Cette révélation ne m’a pas étonnée. J’ai toujours pensé que le métier d’humoriste était à haut risque de débalancement chimique dans le cerveau, quand tu passes ton temps à recevoir les vagues de rires et d’adrénaline sur une scène. Ce que Louis-José Houde raconte sur scène.

« Je pense que ça vient vraiment du fond de mon âme quand je parle de ça. J’ai commencé jeune dans ce métier. Faire rire les gens te met dans une espèce d’état second. Un moment donné, tu oublies de prendre soin de toi pour vrai, t’es tellement toujours sur un high. C’est vraiment ce que la dopamine fait à ton cerveau, quand tu sors de scène quatre soirs par semaine. »

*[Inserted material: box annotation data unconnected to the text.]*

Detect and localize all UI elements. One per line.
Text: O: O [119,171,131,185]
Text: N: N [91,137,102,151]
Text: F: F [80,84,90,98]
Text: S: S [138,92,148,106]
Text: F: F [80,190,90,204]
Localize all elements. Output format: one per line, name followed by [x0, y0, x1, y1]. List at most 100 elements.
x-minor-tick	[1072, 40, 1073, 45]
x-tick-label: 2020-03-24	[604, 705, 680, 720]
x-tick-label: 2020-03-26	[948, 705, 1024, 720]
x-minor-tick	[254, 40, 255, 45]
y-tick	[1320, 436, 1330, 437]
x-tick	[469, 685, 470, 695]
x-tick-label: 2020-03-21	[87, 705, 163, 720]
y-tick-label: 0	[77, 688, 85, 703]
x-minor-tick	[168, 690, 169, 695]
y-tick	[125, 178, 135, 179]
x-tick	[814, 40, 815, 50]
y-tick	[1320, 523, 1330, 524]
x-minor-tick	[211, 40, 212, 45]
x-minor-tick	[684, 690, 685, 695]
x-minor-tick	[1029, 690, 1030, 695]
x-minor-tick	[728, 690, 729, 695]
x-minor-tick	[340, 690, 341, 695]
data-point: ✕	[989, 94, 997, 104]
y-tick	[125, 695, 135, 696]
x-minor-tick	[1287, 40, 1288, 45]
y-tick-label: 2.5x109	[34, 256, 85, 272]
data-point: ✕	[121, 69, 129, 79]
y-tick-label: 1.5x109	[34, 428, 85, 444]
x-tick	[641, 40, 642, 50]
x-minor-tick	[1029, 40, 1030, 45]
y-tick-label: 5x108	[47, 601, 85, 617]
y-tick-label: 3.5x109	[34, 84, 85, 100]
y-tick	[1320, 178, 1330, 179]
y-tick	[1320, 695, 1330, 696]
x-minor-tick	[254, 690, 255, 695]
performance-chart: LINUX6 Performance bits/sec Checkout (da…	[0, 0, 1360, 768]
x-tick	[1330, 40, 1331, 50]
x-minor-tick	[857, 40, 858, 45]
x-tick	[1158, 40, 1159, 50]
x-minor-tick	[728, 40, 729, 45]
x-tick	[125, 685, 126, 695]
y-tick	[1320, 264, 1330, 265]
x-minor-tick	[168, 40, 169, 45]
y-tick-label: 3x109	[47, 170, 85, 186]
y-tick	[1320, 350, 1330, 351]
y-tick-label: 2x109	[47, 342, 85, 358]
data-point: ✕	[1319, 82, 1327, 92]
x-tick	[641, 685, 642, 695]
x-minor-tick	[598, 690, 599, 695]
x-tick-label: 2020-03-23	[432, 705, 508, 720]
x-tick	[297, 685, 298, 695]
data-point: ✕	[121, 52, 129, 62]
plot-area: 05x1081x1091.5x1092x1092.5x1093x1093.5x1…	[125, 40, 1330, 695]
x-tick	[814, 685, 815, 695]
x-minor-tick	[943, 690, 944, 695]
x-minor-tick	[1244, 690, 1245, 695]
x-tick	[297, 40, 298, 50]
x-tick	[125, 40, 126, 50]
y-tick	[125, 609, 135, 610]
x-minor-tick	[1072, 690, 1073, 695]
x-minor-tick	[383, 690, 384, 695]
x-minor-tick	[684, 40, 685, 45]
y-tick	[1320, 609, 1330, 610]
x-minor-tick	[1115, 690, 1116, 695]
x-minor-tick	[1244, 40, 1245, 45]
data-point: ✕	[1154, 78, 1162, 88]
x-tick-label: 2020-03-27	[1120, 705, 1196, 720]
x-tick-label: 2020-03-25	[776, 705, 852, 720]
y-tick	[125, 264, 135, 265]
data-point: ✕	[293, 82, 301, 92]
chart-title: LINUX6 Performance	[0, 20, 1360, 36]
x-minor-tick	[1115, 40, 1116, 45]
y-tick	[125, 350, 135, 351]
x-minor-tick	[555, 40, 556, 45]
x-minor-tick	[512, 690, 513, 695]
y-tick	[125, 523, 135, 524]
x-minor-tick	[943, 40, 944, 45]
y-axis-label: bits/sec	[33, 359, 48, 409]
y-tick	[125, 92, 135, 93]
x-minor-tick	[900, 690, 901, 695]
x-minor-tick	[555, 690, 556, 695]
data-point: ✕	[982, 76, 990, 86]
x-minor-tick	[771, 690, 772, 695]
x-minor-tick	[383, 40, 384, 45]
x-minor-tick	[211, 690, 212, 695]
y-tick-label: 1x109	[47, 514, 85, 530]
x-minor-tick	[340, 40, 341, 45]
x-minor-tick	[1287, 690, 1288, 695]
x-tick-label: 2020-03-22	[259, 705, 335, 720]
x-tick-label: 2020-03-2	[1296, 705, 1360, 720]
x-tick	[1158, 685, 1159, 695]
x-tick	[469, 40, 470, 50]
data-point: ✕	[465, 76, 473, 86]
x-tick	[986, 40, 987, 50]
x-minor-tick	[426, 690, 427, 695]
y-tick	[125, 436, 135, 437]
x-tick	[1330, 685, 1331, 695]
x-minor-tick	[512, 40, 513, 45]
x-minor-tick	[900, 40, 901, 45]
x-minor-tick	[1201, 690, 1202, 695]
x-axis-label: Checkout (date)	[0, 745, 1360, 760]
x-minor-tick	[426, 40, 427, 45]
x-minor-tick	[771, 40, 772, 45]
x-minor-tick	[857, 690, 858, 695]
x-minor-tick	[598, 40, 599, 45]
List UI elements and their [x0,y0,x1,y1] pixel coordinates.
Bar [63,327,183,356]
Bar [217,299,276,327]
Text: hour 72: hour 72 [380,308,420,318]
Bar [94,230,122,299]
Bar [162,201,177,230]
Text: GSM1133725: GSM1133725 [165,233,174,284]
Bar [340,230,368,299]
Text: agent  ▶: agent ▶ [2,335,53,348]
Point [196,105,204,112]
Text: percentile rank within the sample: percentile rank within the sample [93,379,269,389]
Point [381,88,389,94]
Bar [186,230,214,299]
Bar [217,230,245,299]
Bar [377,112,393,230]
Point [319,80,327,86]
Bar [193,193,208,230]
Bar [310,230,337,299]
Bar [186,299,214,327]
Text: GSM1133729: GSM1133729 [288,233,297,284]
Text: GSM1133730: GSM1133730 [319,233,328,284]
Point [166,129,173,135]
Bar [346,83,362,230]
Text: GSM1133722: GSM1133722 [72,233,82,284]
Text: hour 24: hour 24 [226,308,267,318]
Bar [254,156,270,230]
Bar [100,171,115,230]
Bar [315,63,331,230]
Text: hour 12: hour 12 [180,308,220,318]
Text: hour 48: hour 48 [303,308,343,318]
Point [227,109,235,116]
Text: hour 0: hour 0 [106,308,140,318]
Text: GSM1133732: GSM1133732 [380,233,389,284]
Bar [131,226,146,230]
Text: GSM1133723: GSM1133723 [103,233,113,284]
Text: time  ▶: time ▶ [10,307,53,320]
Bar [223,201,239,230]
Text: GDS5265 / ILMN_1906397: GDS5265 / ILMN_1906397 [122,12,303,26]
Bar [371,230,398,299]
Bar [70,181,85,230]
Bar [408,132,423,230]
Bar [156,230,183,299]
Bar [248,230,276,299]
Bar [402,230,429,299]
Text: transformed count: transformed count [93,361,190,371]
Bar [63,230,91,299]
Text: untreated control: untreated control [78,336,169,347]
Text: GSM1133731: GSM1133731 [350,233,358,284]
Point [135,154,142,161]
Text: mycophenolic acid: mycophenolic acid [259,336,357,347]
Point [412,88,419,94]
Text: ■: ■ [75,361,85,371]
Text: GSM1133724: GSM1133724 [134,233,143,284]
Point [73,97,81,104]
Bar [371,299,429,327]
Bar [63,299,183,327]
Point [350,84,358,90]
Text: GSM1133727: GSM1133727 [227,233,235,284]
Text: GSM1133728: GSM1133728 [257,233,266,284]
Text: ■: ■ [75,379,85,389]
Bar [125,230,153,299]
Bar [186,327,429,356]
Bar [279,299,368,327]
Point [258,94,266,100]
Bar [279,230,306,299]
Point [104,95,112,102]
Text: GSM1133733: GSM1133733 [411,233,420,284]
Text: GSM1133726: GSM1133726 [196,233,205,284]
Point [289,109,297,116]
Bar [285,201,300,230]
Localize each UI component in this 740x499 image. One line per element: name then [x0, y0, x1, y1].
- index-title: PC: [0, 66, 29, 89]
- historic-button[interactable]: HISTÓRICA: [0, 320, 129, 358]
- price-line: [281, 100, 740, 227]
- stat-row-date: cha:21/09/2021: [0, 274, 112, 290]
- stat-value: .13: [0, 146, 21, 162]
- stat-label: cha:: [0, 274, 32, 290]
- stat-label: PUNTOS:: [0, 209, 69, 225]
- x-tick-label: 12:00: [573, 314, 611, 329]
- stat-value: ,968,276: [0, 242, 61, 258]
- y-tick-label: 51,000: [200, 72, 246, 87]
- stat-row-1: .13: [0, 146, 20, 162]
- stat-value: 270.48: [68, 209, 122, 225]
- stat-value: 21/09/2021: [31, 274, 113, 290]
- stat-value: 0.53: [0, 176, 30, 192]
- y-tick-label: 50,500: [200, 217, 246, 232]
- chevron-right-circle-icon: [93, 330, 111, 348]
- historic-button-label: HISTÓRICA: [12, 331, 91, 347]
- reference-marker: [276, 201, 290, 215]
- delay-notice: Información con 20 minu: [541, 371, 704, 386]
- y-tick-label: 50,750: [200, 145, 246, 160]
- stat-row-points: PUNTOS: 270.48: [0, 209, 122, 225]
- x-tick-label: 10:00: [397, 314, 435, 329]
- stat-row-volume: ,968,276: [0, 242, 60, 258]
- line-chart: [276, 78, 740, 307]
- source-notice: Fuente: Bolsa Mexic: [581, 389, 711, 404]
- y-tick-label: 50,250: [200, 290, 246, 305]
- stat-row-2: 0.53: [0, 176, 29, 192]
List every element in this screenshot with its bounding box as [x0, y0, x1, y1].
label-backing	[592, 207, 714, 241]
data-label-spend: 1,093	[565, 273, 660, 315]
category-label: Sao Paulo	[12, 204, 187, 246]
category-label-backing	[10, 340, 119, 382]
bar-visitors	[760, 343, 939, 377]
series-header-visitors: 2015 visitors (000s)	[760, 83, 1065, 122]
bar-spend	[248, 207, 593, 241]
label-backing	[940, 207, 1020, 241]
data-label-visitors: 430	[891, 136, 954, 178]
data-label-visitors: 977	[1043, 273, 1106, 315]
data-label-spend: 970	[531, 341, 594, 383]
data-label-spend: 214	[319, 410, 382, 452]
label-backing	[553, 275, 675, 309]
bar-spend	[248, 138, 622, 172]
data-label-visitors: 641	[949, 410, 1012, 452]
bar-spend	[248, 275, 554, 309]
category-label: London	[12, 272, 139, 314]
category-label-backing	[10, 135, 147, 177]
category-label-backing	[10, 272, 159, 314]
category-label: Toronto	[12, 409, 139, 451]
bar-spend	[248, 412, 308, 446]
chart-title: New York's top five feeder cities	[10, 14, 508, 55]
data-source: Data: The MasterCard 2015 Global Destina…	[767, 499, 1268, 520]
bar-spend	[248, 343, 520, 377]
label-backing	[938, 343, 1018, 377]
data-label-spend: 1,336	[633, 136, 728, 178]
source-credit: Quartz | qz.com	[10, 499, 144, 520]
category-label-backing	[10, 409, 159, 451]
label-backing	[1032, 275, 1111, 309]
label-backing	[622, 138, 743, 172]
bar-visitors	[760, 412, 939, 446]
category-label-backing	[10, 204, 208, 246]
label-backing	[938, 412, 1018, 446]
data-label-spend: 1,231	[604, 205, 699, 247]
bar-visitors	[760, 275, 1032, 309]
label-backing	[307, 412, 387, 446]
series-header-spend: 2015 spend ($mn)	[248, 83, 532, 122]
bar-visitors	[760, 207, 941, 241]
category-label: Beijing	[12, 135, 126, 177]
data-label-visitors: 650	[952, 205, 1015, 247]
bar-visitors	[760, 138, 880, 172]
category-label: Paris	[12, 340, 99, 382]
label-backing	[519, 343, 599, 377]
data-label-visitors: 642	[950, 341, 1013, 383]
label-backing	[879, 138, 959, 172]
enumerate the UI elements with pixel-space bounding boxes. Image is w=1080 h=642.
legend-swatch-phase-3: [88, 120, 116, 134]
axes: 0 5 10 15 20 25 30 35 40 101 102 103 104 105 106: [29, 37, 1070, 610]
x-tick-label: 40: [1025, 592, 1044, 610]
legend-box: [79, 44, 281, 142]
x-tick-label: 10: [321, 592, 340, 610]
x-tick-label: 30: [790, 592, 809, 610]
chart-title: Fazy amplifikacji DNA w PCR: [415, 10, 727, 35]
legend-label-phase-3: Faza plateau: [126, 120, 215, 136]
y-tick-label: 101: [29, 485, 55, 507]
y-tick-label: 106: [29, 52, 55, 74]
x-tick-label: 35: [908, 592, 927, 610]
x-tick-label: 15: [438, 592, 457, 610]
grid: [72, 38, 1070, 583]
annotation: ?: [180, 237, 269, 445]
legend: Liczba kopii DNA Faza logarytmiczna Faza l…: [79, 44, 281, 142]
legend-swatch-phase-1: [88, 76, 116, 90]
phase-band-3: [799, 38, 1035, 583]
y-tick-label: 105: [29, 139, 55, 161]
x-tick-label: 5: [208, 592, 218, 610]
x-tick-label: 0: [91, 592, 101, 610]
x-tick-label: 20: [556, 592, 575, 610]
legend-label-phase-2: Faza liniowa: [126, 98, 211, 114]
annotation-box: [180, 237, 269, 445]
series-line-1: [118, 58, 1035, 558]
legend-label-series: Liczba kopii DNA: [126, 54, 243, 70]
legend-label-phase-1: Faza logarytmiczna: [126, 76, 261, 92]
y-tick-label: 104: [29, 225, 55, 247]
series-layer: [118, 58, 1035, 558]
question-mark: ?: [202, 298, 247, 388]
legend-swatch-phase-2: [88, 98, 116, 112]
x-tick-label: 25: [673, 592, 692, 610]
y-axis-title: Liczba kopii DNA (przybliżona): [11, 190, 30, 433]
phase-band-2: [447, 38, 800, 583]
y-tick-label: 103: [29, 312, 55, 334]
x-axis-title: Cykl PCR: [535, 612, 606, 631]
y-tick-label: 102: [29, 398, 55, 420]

Ça m’a mis dans une espèce de monde parallèle, où c’était dur des fois d’être en couple, de faire des choses simples le dimanche.

Louis-José Houde

Des choses comme quoi ? que je lui demande. « Les petites choses de la vie », répond-il. Mais n’est-il pas un spécialiste des petites choses de la vie dans son art ? « Oui, mais… », laisse-t-il tomber avec un sourire énigmatique, et il ne voudra pas s’étendre sur le sujet. Je détends l’atmosphère en lui disant que s’il veut devenir père sur le tard, il est condamné à sortir avec des femmes plus jeunes, le pauvre. Il m’avoue que ça fait quatre ans qu’il essaie d’écrire une joke sur Mick Jagger, qui a eu un enfant à 73 ans, alors qu’il est arrière-grand-père.

Dire la vérité est rarement un mauvais choix, entre mille autres. Je ne vois pas comment il pourrait regretter de l’avoir fait avec ce nouveau spectacle qui sera présenté pendant peu de temps. Ça vaut vraiment la peine de le voir, car ce n’est pas un « nouveau » Louis-José Houde qu’on y voit. Plutôt un humoriste à un important tournant de sa vie, qu’il partage avec son public, avant d’aller ailleurs.

Mille mauvais choix, en tournée partout au Québec jusqu’en 2022. À noter que 16 nouvelles représentations supplémentaires viennent tout juste d’être ajoutées.